Amid her church duties, Callahan is like other working parents, trying to educate her 7-year-old first grader, Bella, at the kitchen table along with writing sermons, meeting with deacons, and holding prayer calls. For her, the experience calls to mind a couple of scriptures: Psalm 46 — “God is our refuge and our strength” — and Proverbs 11:14, which says that in the multitude of counselors, there is safety.
“I feel like, as a black woman, we just do what we’ve got to do,” Callahan said. “Who has time to think about how I feel about this?”
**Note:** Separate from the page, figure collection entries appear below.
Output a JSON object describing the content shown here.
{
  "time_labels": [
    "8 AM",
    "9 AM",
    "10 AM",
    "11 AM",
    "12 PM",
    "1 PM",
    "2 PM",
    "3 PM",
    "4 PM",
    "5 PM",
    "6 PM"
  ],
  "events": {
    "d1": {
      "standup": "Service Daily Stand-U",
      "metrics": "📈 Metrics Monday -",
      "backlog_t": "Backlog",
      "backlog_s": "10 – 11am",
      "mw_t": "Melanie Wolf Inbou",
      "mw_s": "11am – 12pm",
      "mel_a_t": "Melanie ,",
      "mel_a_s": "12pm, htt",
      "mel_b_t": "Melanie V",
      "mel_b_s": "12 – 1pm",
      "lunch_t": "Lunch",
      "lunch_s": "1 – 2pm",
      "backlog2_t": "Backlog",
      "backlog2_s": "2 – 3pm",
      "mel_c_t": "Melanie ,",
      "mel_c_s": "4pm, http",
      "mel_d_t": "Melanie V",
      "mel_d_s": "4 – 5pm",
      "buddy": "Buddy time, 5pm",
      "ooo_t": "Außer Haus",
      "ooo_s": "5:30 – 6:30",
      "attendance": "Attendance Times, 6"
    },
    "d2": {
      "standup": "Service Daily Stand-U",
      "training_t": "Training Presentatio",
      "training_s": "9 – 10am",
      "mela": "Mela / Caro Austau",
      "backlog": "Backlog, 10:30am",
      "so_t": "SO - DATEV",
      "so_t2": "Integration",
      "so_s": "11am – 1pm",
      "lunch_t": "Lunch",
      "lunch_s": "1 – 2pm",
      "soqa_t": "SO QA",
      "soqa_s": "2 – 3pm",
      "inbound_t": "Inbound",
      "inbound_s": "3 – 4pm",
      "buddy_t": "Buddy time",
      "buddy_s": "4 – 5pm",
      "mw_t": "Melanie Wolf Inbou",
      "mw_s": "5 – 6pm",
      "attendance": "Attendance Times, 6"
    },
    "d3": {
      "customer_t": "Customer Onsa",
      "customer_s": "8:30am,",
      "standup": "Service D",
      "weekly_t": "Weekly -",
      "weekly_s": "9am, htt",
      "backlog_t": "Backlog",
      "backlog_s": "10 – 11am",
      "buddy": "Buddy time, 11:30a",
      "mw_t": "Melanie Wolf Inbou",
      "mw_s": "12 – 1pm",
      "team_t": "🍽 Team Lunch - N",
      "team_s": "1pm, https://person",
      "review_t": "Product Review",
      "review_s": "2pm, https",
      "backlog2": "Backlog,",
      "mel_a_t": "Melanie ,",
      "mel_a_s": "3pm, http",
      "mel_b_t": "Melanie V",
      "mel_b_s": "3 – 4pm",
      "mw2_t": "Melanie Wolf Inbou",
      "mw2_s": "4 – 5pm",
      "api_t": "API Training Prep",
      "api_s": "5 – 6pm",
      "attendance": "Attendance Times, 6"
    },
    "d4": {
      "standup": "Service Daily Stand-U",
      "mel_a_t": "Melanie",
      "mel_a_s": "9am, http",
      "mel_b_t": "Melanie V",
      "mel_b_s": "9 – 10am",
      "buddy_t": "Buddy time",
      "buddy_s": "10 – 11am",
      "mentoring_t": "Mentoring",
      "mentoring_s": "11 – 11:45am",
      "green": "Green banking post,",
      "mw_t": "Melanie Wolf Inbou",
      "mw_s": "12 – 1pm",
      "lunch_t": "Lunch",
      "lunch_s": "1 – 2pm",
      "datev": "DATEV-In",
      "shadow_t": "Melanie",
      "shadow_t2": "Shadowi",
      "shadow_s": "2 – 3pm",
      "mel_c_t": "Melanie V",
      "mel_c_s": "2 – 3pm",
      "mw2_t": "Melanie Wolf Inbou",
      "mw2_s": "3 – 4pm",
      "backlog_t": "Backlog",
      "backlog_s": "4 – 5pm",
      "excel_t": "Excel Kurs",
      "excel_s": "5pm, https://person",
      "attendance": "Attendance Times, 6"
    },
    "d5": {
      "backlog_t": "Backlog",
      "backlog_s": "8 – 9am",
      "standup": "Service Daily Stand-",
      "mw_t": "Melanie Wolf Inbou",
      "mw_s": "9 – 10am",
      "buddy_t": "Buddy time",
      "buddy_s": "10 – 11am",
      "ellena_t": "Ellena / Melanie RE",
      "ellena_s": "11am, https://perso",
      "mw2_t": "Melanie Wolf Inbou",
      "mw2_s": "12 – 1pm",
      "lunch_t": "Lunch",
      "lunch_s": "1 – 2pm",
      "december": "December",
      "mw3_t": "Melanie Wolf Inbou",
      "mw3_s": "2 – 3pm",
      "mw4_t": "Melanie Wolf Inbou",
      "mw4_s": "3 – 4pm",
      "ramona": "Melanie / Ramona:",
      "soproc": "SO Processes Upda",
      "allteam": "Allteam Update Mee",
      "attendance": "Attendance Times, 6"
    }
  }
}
Each Sunday and the days in between are an exercise of faith and works, often requiring increasing creativity. Callahan and her staff have called every member to do what she describes as “wellness checks”: Has your job ended? Do you have access to food? Can we do your shopping? What kind of technology do you have? Do you know how to use it? How can we pray for you?
“We’ve been in better touch in some ways because we’re actually calling every member — not just the ones on the sick-and-shut-in list,” Callahan noted. The virus hasn’t hit her congregation yet, she said, but she has known people who have had it and survived.
To the extent that she can, Callahan tries to re-create the St. Paul’s experience for members. For Palm Sunday, the church mailed palms to members. Unlike the many people working from home in their pajamas, Callahan dresses in her Sunday best for video conferences. Services have become more sophisticated with each passing week, featuring photos evoking memories of when the congregation worshiped under the same roof, and musical selections from Christian artists from Philadelphia and beyond.
“I miss the gathering for worship, I miss seeing people. I miss the things that happen when we are together, and I miss the sounds that we make when we are together,” Callahan said. “I look forward to hugging the necks of my congregation members.”
She knows that won’t happen on Easter, and said that “under no circumstances” would her congregation meet in person this week.
“I feel as a leader, I have a responsibility to do what I believe is the right thing and the healthiest thing for the people,” she said.
She also spends time thinking about St. Paul’s survival, soliciting tithes and donations on social media and during online services. Callahan said she’s considered cutting her salary until the pandemic ends to help make payroll. But she added that she focuses not on whether the church will survive, but how.
“I have confidence in God and in our people,” she said. “We’re going to have to be our own stimulus. But I have to believe that if our people are all right, we’ll be all right.”